Spezialist Josh wird dorthin geschickt und trifft auf seine Exfrau Rachel,die hier mit ihren
gemeinsamen Kindern Dylan und Cherie lebt.
Schon bald erschüttert ein stärkeres Beben die Region.
Während die U-Bahn umkippt,in der ihr gemeinsames Kind Cherie festsitzt,bleibt den Eltern im Atomkraftwerk nicht viel Zeit,bevor es zum Supergau kommt…

Die Handlung ist so klischeebeladen und vorhersehbar,dass es einem schon fast die Tränen in die Augen treibt.
Sicher,die Russen sind auch wieder einmal zu blöd,ein Atomkraftwerk zu kontrollieren,da braucht es natürlich die schlauen Amerikaner,die dann auch gleich die ganze Welt vor einer Katastrophe bewahren.
Was für vorbildliche Amis,die selbstlos und todesmutig in U-Bahn-Schächten oder
Fahrstuhlschächten rumfraggeln.
Selbst die Lehrerin von Cherie,die auf der „American Academy of Russia“ (!!!) arbeitet,sieht aus wie ein Topmodel.

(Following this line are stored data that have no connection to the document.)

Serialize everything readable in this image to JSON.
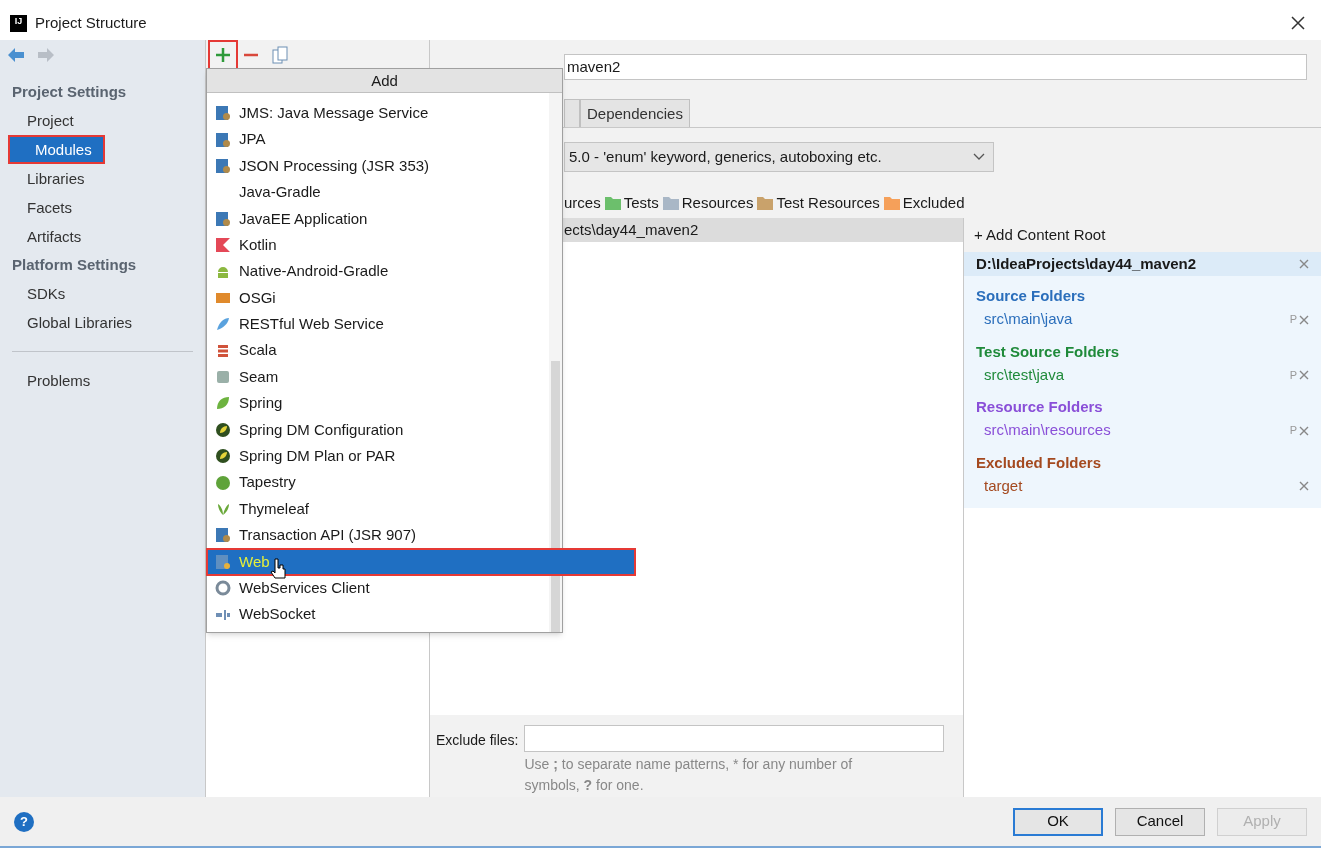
{
  "window": {
    "title": "Project Structure",
    "logo": "IJ"
  },
  "sidebar": {
    "sections": [
      {
        "title": "Project Settings",
        "items": [
          {
            "label": "Project",
            "selected": false
          },
          {
            "label": "Modules",
            "selected": true
          },
          {
            "label": "Libraries",
            "selected": false
          },
          {
            "label": "Facets",
            "selected": false
          },
          {
            "label": "Artifacts",
            "selected": false
          }
        ]
      },
      {
        "title": "Platform Settings",
        "items": [
          {
            "label": "SDKs",
            "selected": false
          },
          {
            "label": "Global Libraries",
            "selected": false
          }
        ]
      }
    ],
    "problems": {
      "label": "Problems",
      "selected": false
    }
  },
  "module": {
    "name": "maven2",
    "tabs": [
      {
        "label": "Dependencies",
        "selected": false
      }
    ],
    "language_level": "5.0 - 'enum' keyword, generics, autoboxing etc.",
    "mark_as": [
      {
        "label": "urces"
      },
      {
        "label": "Tests",
        "color": "#6cbf6c"
      },
      {
        "label": "Resources",
        "color": "#a9b7c6"
      },
      {
        "label": "Test Resources",
        "color": "#c9a26b"
      },
      {
        "label": "Excluded",
        "color": "#f5a05a"
      }
    ],
    "tree_row": {
      "label": "ects\\day44_maven2",
      "selected": true
    },
    "exclude_files": {
      "label": "Exclude files:",
      "hint": "Use **;** to separate name patterns, * for any number of symbols, **?** for one."
    }
  },
  "content_root": {
    "add_label": "+ Add Content Root",
    "path": "D:\\IdeaProjects\\day44_maven2",
    "groups": [
      {
        "title": "Source Folders",
        "color": "#2a6ebb",
        "folders": [
          {
            "path": "src\\main\\java",
            "prefix": "P"
          }
        ]
      },
      {
        "title": "Test Source Folders",
        "color": "#1f8a3a",
        "folders": [
          {
            "path": "src\\test\\java",
            "prefix": "P"
          }
        ]
      },
      {
        "title": "Resource Folders",
        "color": "#8a4fd8",
        "folders": [
          {
            "path": "src\\main\\resources",
            "prefix": "P"
          }
        ]
      },
      {
        "title": "Excluded Folders",
        "color": "#a4491f",
        "folders": [
          {
            "path": "target"
          }
        ]
      }
    ]
  },
  "add_popup": {
    "title": "Add",
    "items": [
      {
        "label": "JMS: Java Message Service",
        "selected": false
      },
      {
        "label": "JPA",
        "selected": false
      },
      {
        "label": "JSON Processing (JSR 353)",
        "selected": false
      },
      {
        "label": "Java-Gradle",
        "selected": false
      },
      {
        "label": "JavaEE Application",
        "selected": false
      },
      {
        "label": "Kotlin",
        "selected": false
      },
      {
        "label": "Native-Android-Gradle",
        "selected": false
      },
      {
        "label": "OSGi",
        "selected": false
      },
      {
        "label": "RESTful Web Service",
        "selected": false
      },
      {
        "label": "Scala",
        "selected": false
      },
      {
        "label": "Seam",
        "selected": false
      },
      {
        "label": "Spring",
        "selected": false
      },
      {
        "label": "Spring DM Configuration",
        "selected": false
      },
      {
        "label": "Spring DM Plan or PAR",
        "selected": false
      },
      {
        "label": "Tapestry",
        "selected": false
      },
      {
        "label": "Thymeleaf",
        "selected": false
      },
      {
        "label": "Transaction API (JSR 907)",
        "selected": false
      },
      {
        "label": "Web",
        "selected": true
      },
      {
        "label": "WebServices Client",
        "selected": false
      },
      {
        "label": "WebSocket",
        "selected": false
      }
    ]
  },
  "buttons": [
    {
      "label": "OK",
      "kind": "default",
      "disabled": false
    },
    {
      "label": "Cancel",
      "kind": "normal",
      "disabled": false
    },
    {
      "label": "Apply",
      "kind": "normal",
      "disabled": true
    }
  ],
  "help": "?"
}
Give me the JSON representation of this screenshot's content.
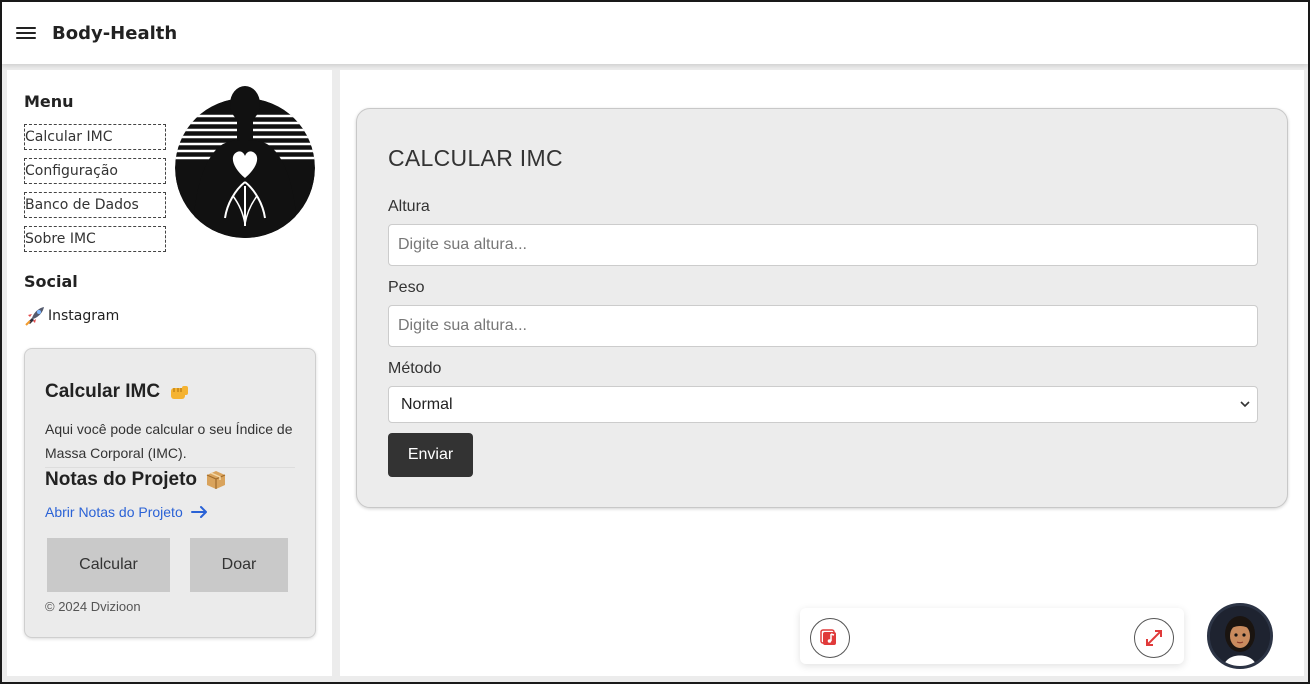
{
  "app": {
    "title": "Body-Health"
  },
  "sidebar": {
    "menu_title": "Menu",
    "items": [
      {
        "label": "Calcular IMC"
      },
      {
        "label": "Configuração"
      },
      {
        "label": "Banco de Dados"
      },
      {
        "label": "Sobre IMC"
      }
    ],
    "social_title": "Social",
    "social_link": {
      "label": "Instagram",
      "icon": "rocket-icon"
    },
    "card": {
      "title": "Calcular IMC",
      "title_icon": "fist-icon",
      "text": "Aqui você pode calcular o seu Índice de Massa Corporal (IMC).",
      "notes_title": "Notas do Projeto",
      "notes_icon": "package-icon",
      "notes_link": "Abrir Notas do Projeto",
      "calc_button": "Calcular",
      "donate_button": "Doar",
      "copyright": "© 2024 Dvizioon"
    }
  },
  "form": {
    "title": "CALCULAR IMC",
    "height_label": "Altura",
    "height_placeholder": "Digite sua altura...",
    "weight_label": "Peso",
    "weight_placeholder": "Digite sua altura...",
    "method_label": "Método",
    "method_value": "Normal",
    "submit": "Enviar"
  },
  "colors": {
    "accent_dark": "#333333",
    "link": "#2a62d6",
    "icon_red": "#e03a3a"
  }
}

Nun ja,spannungstechnisch geschieht in der ersten halben Stunde fast gar nichts,dann kommt
die Sache etwas in Fahrt.
Leider konzentriert sich der Schwerpunkt der Handlung auf das Innere des Kernkraftwerks,eine klassische Variation des Themas wäre mir lieber gewesen,sicher war das Budget mal wieder zu knapp oder es mangelte an der tricktechnischen Umsetzung.

An das Original „Erdbeben“ aus den 70ern kann sich dieses Machwerk natürlich nicht messen,aber eine gewisse Spannung kann ich diesem Streifen nicht absprechen.